ヨセフは彼らから離れて、泣いた。           創世記42章24節

創世記42章は、これまで何があっても常に平常心を保っているように見えたヨセフの印象とは違い、動揺しているヨセフの姿が明らかにされています。その筆頭が、上記聖書箇所です。「ヨセフは・・・泣いた」(24節)。それだけではありません。「ヨセフはかつて彼ら(兄弟たち)について見た夢を思い出して、彼らに言った『あなたがたは間者だ。この国のすきをうかがいに来たのだろう』」(9節)、ここでもヨセフは17歳の時に見た夢を思い出し、兄弟たちに言いがかりを付けています。さらに兄弟たちを三日間監禁所に入れたり(17節)、シメオンを縛ったり(24節)、兄弟たちが穀物を買うために支払った銀をそれぞれの袋に返したり(25節)とヨセフの落ち着かない様子が続きます。

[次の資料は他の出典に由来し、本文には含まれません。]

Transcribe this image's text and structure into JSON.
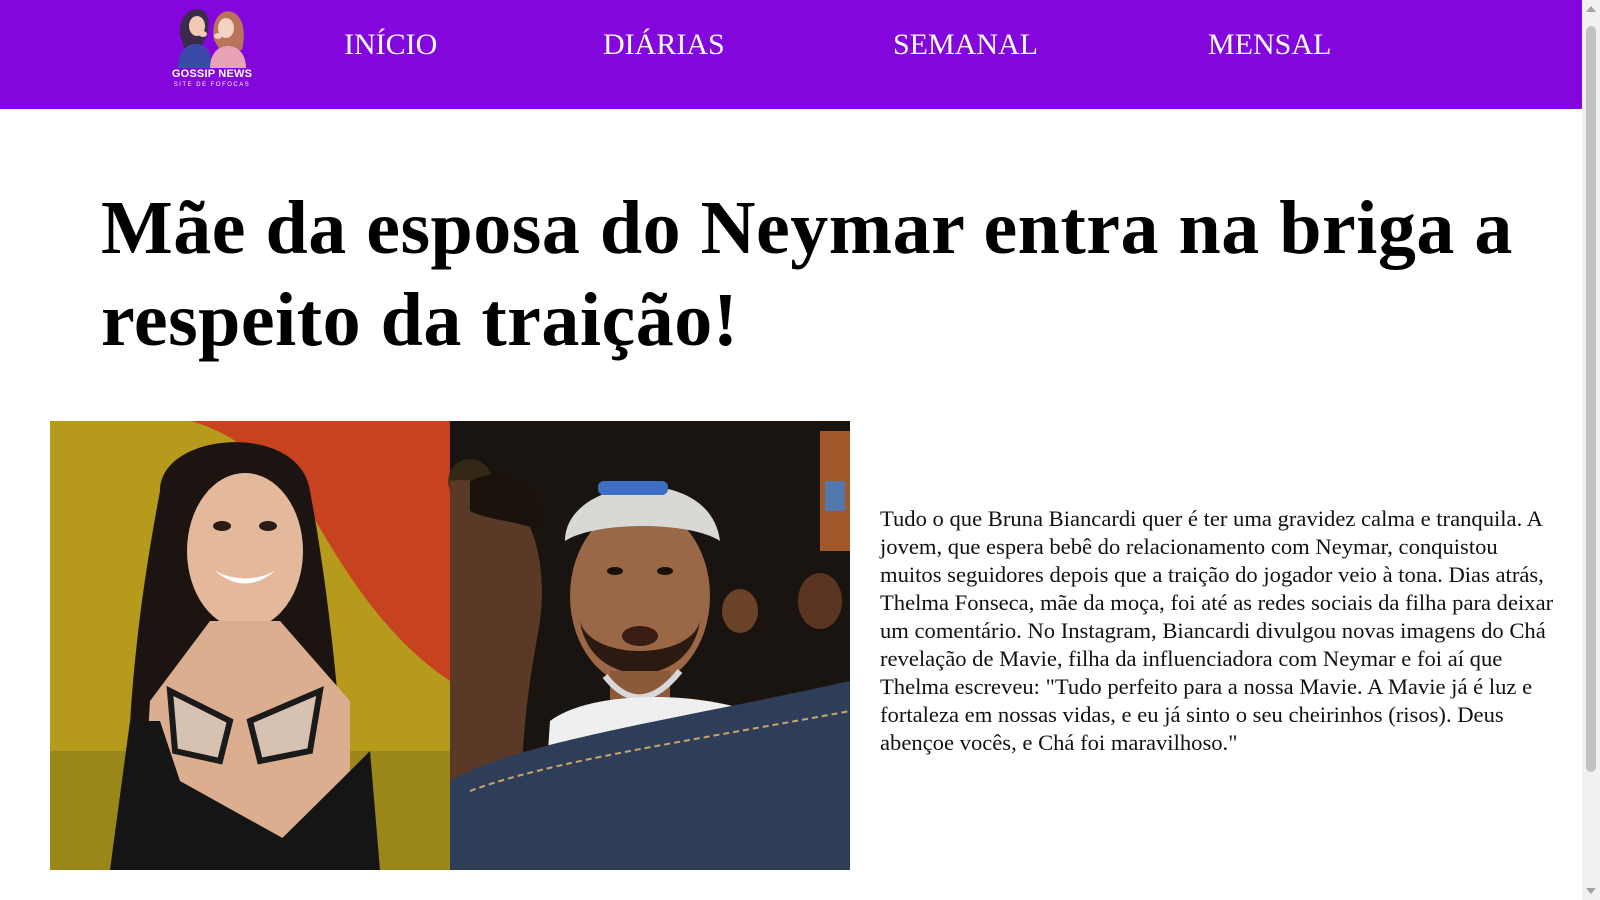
{
  "header": {
    "logo": {
      "title": "GOSSIP NEWS",
      "subtitle": "SITE DE FOFOCAS",
      "icon": "two-women-whispering-icon"
    },
    "nav": [
      {
        "label": "INÍCIO"
      },
      {
        "label": "DIÁRIAS"
      },
      {
        "label": "SEMANAL"
      },
      {
        "label": "MENSAL"
      }
    ],
    "background_color": "#8306dc"
  },
  "article": {
    "headline": "Mãe da esposa do Neymar entra na briga a respeito da traição!",
    "body": "Tudo o que Bruna Biancardi quer é ter uma gravidez calma e tranquila. A jovem, que espera bebê do relacionamento com Neymar, conquistou muitos seguidores depois que a traição do jogador veio à tona. Dias atrás, Thelma Fonseca, mãe da moça, foi até as redes sociais da filha para deixar um comentário. No Instagram, Biancardi divulgou novas imagens do Chá revelação de Mavie, filha da influenciadora com Neymar e foi aí que Thelma escreveu: \"Tudo perfeito para a nossa Mavie. A Mavie já é luz e fortaleza em nossas vidas, e eu já sinto o seu cheirinhos (risos). Deus abençoe vocês, e Chá foi maravilhoso.\""
  }
}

しかしヨセフは、ここに来て急に動揺し始めているのではありません。これまで冷静沈着、常に平静のように見えましたが、実際のヨセフはかなり動揺していたのです。そのことが垣間見られるのが21節のことばです。「彼らは互いに言った。『ああ、われわれは弟のことで罰を受けているのだなあ。あれがわれわれにあわれみを請うたとき、彼の心の苦しみを見ながら、われわれは聞き入れなかった。それでわれわれはこんな苦しみに会っているのだ。』」。ここに記されている通り、ヨセフは17歳の時、兄弟たちに裏切られ、穴に入れられ、奴隷として売られた時、ヨセフはあわれみを請い、ヨセフの心の苦しみを兄弟たちに明らかに示していたのです。にもかかわらず兄弟たちはヨセフの思いを聞き入れなかったのです(21節)。このようなヨセフの状況を知る時、創世記42章での言動も少し理解できます。兄弟たちに間者だと言いがかりを付けたり、三日間監禁したり、シメオンを縛り上げたりの背景には、やはりヨセフが受けた苦しみ、心の傷があったのです。しかし、ヨセフは神さまにその心の傷を癒やしていただき、最後に次のように兄弟たちに語っています。「私をここ(エジプト)に遣わしたのは、あなたがた(兄弟たち)ではなく、実に、神なのです」(創世記45章8節)。心の傷は必ず癒やされます。